Non-alignment comparison of human and high primate genomes

TL;DR

This study uses compositional spectra analysis to compare human and primate genomes, revealing conserved synteny and phylogenetic signals in both coding and noncoding regions through k-mer based similarity measures.

Contribution

It introduces a novel approach combining compositional spectra and k-mer analysis to detect conserved genomic regions beyond gene anchors, including noncoding and repetitive DNA.

Findings

High correspondence in whole-genome comparisons

Revealed phylogenetic signals in noncoding regions

Combining GC content with k-mer abundances improves similarity detection

Abstract

Compositional spectra (CS) analysis based on k-mer scoring of DNA sequences was employed in this study for dot-plot comparison of human and primate genomes. The detection of extended conserved synteny regions was based on continuous fuzzy similarity rather than on chains of discrete anchors (genes or highly conserved noncoding elements). In addition to the high correspondence found in the comparisons of whole-genome sequences, a good similarity was also found after masking gene sequences, indicating that CS analysis manages to reveal phylogenetic signal in the organization of noncoding part of the genome sequences, including repetitive DNA and the genome "dark matter". Obviously, the possibility to reveal parallel ordering depends on the signal of common ancestor sequence organization varying locally along the corresponding segments of the compared genomes.
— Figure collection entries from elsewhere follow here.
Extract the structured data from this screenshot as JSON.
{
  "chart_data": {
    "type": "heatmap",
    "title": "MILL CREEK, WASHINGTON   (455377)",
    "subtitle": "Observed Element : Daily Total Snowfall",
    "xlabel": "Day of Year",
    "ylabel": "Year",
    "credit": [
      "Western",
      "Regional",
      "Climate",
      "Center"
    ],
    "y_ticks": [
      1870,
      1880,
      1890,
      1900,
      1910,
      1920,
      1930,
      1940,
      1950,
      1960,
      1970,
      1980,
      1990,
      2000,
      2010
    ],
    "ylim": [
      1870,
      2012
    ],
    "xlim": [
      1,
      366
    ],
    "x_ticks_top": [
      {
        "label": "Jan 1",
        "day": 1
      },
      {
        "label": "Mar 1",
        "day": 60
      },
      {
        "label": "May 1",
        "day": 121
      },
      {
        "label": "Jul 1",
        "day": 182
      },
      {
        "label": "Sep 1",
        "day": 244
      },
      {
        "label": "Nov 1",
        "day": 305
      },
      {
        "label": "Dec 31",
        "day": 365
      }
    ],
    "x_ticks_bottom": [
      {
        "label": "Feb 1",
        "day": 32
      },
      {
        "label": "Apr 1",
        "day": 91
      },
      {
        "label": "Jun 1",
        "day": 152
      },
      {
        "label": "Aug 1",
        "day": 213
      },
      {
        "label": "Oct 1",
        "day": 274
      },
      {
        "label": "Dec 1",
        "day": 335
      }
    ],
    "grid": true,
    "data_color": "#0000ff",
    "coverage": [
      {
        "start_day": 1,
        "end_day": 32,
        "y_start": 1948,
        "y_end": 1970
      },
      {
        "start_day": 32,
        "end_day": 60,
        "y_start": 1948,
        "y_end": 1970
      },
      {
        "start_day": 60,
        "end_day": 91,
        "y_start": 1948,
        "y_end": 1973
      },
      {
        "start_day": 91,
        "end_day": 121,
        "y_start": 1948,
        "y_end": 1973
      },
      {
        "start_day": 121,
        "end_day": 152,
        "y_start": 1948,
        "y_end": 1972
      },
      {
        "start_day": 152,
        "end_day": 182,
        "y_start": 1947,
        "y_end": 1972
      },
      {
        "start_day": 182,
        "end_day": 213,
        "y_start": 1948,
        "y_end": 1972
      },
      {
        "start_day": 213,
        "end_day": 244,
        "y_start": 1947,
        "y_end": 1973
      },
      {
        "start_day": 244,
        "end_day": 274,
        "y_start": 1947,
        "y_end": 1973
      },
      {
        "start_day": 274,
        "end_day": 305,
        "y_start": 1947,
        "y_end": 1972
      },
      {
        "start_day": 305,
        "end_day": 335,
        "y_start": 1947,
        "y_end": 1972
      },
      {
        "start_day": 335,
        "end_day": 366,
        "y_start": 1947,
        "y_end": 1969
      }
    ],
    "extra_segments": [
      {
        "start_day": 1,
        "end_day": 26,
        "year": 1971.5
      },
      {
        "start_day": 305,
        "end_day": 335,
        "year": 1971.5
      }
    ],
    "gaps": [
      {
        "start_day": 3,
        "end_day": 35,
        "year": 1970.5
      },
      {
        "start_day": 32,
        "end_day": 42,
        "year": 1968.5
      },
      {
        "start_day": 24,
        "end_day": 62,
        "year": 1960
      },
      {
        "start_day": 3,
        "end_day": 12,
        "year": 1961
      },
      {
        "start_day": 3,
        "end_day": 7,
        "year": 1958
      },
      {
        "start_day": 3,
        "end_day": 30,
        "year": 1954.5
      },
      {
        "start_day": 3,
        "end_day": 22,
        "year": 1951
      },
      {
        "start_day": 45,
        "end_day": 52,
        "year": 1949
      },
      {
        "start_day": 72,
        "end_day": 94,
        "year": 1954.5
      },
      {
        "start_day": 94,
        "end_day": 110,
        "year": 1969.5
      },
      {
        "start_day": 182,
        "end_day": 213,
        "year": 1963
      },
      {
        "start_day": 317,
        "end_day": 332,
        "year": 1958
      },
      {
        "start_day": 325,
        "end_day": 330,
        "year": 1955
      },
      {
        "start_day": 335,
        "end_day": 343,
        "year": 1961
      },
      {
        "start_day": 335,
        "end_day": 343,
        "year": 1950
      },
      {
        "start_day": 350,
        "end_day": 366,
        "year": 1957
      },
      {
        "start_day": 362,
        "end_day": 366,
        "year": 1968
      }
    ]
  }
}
We explored two sources contributing to this signal: sequence composition (GC content) and sequence organization (abundances of k-mers in the usual A,T,G,C or purine-pyrimidine alphabets). Whole-genome comparisons based on GC distribution along the analyzed sequences indeed gives reasonable results, but combining it with k-mer abundances dramatically improves the ordering quality, indicating that compositional and organizational heterogeneity comprise complementary sources of information on evolutionary conserved similarity of genome sequences.